What is the solubility product of `Ag_2CrO_4,` if 0.0166 g of the salt dissolves in 500 mL of water at `18^@C?`

To find the solubility product (Ksp) of \( Ag_2CrO_4 \), we will follow these steps: ### Step 1: Calculate the molar mass of \( Ag_2CrO_4 \) The molar mass can be calculated using the atomic masses of silver (Ag), chromium (Cr), and oxygen (O): - Atomic mass of Ag = 107.87 g/mol - Atomic mass of Cr = 51.996 g/mol - Atomic mass of O = 16.00 g/mol The molar mass of \( Ag_2CrO_4 \) is calculated as follows: \[ \text{Molar mass of } Ag_2CrO_4 = 2 \times \text{(mass of Ag)} + \text{(mass of Cr)} + 4 \times \text{(mass of O)} \] \[ = 2 \times 107.87 + 51.996 + 4 \times 16.00 \] \[ = 215.74 + 51.996 + 64.00 = 331.736 \, \text{g/mol} \] ### Step 2: Calculate the number of moles of \( Ag_2CrO_4 \) Using the mass of \( Ag_2CrO_4 \) that dissolves: \[ \text{Mass of } Ag_2CrO_4 = 0.0166 \, \text{g} \] The number of moles can be calculated using the formula: \[ \text{Number of moles} = \frac{\text{mass}}{\text{molar mass}} \] \[ = \frac{0.0166 \, \text{g}}{331.736 \, \text{g/mol}} \approx 0.0000500 \, \text{mol} \] ### Step 3: Calculate the concentration of \( Ag_2CrO_4 \) The concentration in a 500 mL solution is given by: \[ \text{Concentration} = \frac{\text{number of moles}}{\text{volume in liters}} \] \[ = \frac{0.0000500 \, \text{mol}}{0.500 \, \text{L}} = 0.000100 \, \text{mol/L} = 10^{-4} \, \text{mol/L} \] ### Step 4: Write the dissociation equation The dissociation of \( Ag_2CrO_4 \) in water is: \[ Ag_2CrO_4 (s) \rightleftharpoons 2Ag^+ (aq) + CrO_4^{2-} (aq) \] ### Step 5: Determine the concentration of ions From the dissociation, we see that: - For every 1 mole of \( Ag_2CrO_4 \), 2 moles of \( Ag^+ \) and 1 mole of \( CrO_4^{2-} \) are produced.
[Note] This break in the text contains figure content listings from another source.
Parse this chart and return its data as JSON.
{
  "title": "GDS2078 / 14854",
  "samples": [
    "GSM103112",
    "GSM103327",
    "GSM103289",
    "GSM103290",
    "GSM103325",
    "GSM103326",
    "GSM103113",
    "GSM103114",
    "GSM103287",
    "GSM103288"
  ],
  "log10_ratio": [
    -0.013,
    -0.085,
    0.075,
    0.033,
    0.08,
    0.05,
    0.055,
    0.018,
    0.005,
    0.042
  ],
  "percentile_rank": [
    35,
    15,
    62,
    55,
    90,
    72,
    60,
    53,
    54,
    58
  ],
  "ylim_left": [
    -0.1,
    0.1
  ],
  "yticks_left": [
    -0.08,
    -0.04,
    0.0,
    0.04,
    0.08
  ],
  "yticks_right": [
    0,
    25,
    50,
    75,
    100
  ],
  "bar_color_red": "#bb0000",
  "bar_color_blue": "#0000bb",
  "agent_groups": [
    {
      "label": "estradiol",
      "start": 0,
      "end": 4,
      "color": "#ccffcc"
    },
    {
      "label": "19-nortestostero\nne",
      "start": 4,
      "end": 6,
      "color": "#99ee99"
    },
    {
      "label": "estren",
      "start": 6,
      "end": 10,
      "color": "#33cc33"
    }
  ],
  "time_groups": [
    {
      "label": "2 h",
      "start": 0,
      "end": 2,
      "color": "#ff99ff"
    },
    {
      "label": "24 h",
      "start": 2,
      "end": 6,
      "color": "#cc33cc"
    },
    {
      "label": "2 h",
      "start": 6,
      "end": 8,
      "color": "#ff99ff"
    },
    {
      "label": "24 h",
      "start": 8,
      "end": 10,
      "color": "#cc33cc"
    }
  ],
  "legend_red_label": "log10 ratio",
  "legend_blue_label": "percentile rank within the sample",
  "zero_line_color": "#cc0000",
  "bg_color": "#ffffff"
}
Let \( S \) be the solubility of \( Ag_2CrO_4 \) in mol/L: \[ \text{Concentration of } Ag^+ = 2S \] \[ \text{Concentration of } CrO_4^{2-} = S \] Given \( S = 10^{-4} \, \text{mol/L} \): \[ \text{Concentration of } Ag^+ = 2 \times 10^{-4} \, \text{mol/L} \] \[ \text{Concentration of } CrO_4^{2-} = 10^{-4} \, \text{mol/L} \] ### Step 6: Calculate the solubility product (Ksp) The solubility product \( Ksp \) is given by: \[ Ksp = [Ag^+]^2 \times [CrO_4^{2-}] \] Substituting the concentrations: \[ Ksp = (2S)^2 \times S = (2 \times 10^{-4})^2 \times (10^{-4}) \] \[ = 4 \times 10^{-8} \times 10^{-4} = 4 \times 10^{-12} \] ### Final Answer Thus, the solubility product \( Ksp \) of \( Ag_2CrO_4 \) is: \[ Ksp = 4 \times 10^{-12} \] ---